Being inside this house is like being (some might say trapped) within a distinctive intelligence.  It’s an expression of Wright’s mind and imagination. The building doesn’t just shelter and house. It makes an argument about how to live.

One quality he famously emphasized was a connection to the outdoors. The house is built on hillside, and its main feature is enormous windows overlooking the valley below. Only glass separates you from trees and grass. 

Images of main rooms

This longing for a connection to the outdoors seems to me to be a recent phenomenon.  Only people who are separated from the outdoors want connection to it. Previous generations wanted to keep the outdoors out.  Their goal was to lessen discomfort. They constructed buildings to shut out the cold, wet, stinging insects, and other pests. 

Although the view from Taliesin is pastoral, the house doesn’t evoke nostalgia. Wright used contemporary materials: plate glass, steel-reinforced concrete.  The house nestles into the side of a hill, but at the same time it’s distinct from it, with straight lines and horizontal planes that don’t exist in nature. I find the tension this creates pleasing.

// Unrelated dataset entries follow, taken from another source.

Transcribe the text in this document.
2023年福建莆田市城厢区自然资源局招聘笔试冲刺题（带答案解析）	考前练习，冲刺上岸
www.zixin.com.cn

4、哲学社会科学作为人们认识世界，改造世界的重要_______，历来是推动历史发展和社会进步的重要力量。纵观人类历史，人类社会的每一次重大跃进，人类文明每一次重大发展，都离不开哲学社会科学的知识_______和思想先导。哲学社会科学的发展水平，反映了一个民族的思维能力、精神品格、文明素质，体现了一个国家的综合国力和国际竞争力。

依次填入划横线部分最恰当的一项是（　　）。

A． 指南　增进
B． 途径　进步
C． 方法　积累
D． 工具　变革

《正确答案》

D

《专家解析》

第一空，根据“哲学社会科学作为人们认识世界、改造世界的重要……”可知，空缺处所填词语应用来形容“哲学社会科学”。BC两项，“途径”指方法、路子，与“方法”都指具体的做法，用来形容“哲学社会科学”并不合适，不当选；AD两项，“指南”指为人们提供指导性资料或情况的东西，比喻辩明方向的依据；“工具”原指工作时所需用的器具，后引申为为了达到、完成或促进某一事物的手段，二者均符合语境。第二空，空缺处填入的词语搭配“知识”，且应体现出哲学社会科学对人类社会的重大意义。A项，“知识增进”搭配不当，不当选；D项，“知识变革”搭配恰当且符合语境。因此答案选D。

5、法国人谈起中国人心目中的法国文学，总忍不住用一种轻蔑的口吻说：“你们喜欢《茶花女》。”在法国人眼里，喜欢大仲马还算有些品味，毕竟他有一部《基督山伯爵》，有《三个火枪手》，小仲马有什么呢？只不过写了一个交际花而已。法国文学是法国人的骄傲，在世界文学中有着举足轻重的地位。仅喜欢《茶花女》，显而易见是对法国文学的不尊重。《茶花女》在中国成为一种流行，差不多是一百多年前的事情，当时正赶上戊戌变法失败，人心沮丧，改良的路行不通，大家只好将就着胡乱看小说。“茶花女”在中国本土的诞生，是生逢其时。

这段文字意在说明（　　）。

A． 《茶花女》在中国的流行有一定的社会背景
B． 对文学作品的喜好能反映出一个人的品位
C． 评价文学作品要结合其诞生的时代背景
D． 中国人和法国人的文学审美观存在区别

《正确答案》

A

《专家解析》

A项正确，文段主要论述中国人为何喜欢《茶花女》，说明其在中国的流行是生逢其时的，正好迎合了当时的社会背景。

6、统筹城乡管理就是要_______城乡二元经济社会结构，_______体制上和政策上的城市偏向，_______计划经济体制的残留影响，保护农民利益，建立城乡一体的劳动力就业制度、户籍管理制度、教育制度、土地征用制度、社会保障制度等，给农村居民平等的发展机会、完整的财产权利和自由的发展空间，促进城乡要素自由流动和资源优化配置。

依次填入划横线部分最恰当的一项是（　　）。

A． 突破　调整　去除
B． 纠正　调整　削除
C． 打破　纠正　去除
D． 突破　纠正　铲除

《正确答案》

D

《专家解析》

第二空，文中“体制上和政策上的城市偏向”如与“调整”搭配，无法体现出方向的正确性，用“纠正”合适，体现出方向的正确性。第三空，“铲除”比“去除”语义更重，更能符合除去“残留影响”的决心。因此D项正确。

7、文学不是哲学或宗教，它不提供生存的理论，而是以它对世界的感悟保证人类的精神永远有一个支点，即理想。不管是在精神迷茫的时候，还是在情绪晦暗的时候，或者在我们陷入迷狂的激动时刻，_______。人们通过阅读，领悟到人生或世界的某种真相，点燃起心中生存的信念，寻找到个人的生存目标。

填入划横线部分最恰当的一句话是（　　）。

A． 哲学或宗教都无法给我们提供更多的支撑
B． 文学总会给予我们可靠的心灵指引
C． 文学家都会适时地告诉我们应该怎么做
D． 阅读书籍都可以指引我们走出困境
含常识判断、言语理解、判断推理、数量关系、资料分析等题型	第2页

I loved the way it felt inside, but I think I’d feel uncomfortable living in a Frank Lloyd Wright house—as I understand most residents did since the structures famously leaked and were impossible to heat.  Taliesin is a house for extraverts.  It’s huge, for one thing, and the design seems to force inhabitants to spend all their time together in one big room. That may be fine for a family who likes to read aloud and perform music together, but I’d miss privacy.  I thrive in a study carrel or attic nook. (Actually, this preference for sequestering myself is one I’m trying to combat by starting a blog.) I’m not too concerned about Wright’s tiny kitchen—I’m a messy cook and prefer to close the doors and shut others out while I work—but are there any closets?  A Wright house forces residents to live in the present.  There’s no room for memorabilia or outgrown clothes (sentimentality and magical thinking). Perhaps this is good. They kept busy enjoying the views and basking in the glow of the natural light spilling through the plate glass windows or, when it rained, moving buckets around to catch the drips.

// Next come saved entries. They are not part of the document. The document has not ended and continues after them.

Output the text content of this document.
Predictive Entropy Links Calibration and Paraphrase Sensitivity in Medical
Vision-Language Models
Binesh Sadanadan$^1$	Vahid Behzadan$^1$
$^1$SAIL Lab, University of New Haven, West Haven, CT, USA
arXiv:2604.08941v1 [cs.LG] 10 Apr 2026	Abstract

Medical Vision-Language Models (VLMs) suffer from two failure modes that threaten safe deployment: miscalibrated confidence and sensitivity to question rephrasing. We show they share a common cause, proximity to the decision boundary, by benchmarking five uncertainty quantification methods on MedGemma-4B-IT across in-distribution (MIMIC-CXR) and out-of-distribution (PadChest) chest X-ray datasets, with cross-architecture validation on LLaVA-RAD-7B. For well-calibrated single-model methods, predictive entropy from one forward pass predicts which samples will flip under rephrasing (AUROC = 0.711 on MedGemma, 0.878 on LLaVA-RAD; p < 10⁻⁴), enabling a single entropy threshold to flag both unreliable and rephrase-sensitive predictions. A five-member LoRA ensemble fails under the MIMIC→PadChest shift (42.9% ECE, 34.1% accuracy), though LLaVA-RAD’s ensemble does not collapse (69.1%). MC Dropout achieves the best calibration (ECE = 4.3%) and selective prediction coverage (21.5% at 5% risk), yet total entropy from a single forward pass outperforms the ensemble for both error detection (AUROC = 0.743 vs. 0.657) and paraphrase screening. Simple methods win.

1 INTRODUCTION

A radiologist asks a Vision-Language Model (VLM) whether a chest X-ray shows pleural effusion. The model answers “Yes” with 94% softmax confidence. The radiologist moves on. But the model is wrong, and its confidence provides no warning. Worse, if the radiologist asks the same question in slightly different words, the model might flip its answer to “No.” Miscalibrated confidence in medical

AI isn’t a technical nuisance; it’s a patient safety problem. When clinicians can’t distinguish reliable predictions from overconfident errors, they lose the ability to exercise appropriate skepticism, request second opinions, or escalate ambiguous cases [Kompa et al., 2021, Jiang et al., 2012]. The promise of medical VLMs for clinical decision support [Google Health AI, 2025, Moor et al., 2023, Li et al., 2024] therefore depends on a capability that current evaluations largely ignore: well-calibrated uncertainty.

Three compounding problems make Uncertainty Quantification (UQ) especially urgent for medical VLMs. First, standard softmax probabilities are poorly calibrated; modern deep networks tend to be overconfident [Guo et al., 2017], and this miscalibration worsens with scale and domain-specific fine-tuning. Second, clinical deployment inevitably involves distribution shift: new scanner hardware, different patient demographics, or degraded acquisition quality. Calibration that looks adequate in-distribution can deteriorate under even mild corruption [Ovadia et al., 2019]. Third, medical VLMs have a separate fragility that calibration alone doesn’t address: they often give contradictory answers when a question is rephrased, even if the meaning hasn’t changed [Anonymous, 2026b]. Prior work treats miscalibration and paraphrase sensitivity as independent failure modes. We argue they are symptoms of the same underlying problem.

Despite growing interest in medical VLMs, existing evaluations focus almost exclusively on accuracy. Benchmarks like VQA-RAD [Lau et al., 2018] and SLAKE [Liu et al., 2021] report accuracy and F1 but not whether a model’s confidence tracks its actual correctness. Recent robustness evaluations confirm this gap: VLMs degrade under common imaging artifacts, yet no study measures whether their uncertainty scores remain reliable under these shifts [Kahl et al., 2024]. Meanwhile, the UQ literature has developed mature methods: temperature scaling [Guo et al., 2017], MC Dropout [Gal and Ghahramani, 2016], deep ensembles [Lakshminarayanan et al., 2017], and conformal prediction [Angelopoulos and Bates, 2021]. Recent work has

I think it’s customary to end blog posts with a question to encourage comments. Have you visited any houses designed by Frank Lloyd Wright, and what did you think? What about them appealed to you, and what didn’t?

4 thoughts on “Taliesin

  1. Dede Harper

    I like wild beds too, but then it gets out of control so we are using river rocks to help control the chaos. I like your wright blog. Interesting.

  2. Laura Combs

    I love this! It’s a great respite from the incessant and debilitating news. Bleh!
    I’ve got a FLW book that you remind me to revisit. But your blog is easier for me to make the letters larger, so I might stay here lol!
    Great pictures, too. What a life he had!

    1. mywildgarden Post author

      Yay! My first comment! Have you read Deb Olin Unferth’s piece about FLW? She read it at The Writers Place. I loved it–and I love Taliesin. Thanks, Laura!